My friends told me I could have sued. That I should have acted terribly hurt, leaping up and down while holding a supposedly injured limb, while promising the driver that if he slipped me a hundred euros I wouldn’t call the police. Hey ho! Another lost opportunity.
This has happened just once, but almost happened a hundred times. It might not be old age that books me that one way trip to the Tanatorio!
But why do drivers ignore the lights? And come to that, why do pedestrians? They step out on to the road at the first twinkle of changing colours with no thought to the tons of metal hurtling towards them as their drivers attempt to cross before the lamp turns irredeemably red. Perhaps they have a suicide wish.
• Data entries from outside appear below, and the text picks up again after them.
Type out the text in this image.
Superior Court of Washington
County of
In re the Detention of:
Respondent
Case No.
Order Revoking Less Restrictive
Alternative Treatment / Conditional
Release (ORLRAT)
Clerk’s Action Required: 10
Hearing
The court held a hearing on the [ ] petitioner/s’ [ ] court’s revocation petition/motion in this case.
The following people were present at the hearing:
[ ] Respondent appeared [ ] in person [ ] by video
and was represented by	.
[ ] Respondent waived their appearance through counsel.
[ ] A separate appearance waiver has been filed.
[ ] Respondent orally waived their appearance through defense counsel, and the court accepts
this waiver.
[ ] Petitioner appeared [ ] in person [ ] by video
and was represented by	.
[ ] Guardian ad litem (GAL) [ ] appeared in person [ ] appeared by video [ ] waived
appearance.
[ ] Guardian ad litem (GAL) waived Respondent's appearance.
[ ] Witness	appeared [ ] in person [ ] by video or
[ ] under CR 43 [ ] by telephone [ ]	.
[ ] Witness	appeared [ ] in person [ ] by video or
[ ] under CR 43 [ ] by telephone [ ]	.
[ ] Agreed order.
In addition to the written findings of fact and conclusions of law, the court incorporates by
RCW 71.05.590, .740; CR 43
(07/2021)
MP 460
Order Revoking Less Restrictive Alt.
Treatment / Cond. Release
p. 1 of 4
In fact I am sure of it. I know one lady who will grab my arm and say, “Quick, let’s suicidarse” at the slimmest break in the traffic. Another, given the choice of two crossings a hundred metres apart on the busy Calle Conde de Penlaver, thought the best place to cross was almost exactly halfway between them.
And sometimes the things that people do are just amazing. The generosity of the Madrileños is not confined to being quickest on the draw when it comes to picking up the tab. Ask directions and chances are you will be taken there, or at least to the right intersection and have a landmark pointed out to you. Admittedly their willingness to engage in conversation can be a little annoying when you are in a hurry, but you can’t fault them for friendliness. Then again, I have had many a Spanish lesson from waiters and waitresses in cafés and restaurants. I still remember the waiter in the Plaza mayor, in my early naïve days here when I thought that was a good place to eat, who taught me “postre”.
For that matter, I am amazed at the patience they show while attempting to improve my abysmally bad Spanish, sitting for hours speaking s-l-o-w-l-y and carefully so I can understand and putting up with the ungrammatical nonsense they get in return. And that includes the assistant in the pharmacy who wouldn’t let me pay for the painkillers I needed for a bad back until I proved I could pronounce “Ibu-pro-feno”. She made me repeat it three times before relinquishing her hold on the packet.
As I write this, although I won’t publish for a couple of days, it is Thanks-giving day in the United States. In the five and a half years I have lived in Madrid I keep finding more and more things that I should be thankful for.
My sister once asked me how I could live in a country where I felt like a “foreigner”? The answer to that is that I don’t. And for that, to all the people who reside in this fantastic city, with all their strange – and suicidal – ways, I want to say thank you.
And I should say it now, before I die. A thousand curses on that polite, well-bred young man. Why couldn’t he have just let me stand. The Tanatorio is not far, and should this be my Last Post, remember this, in that place, one room will be forever England.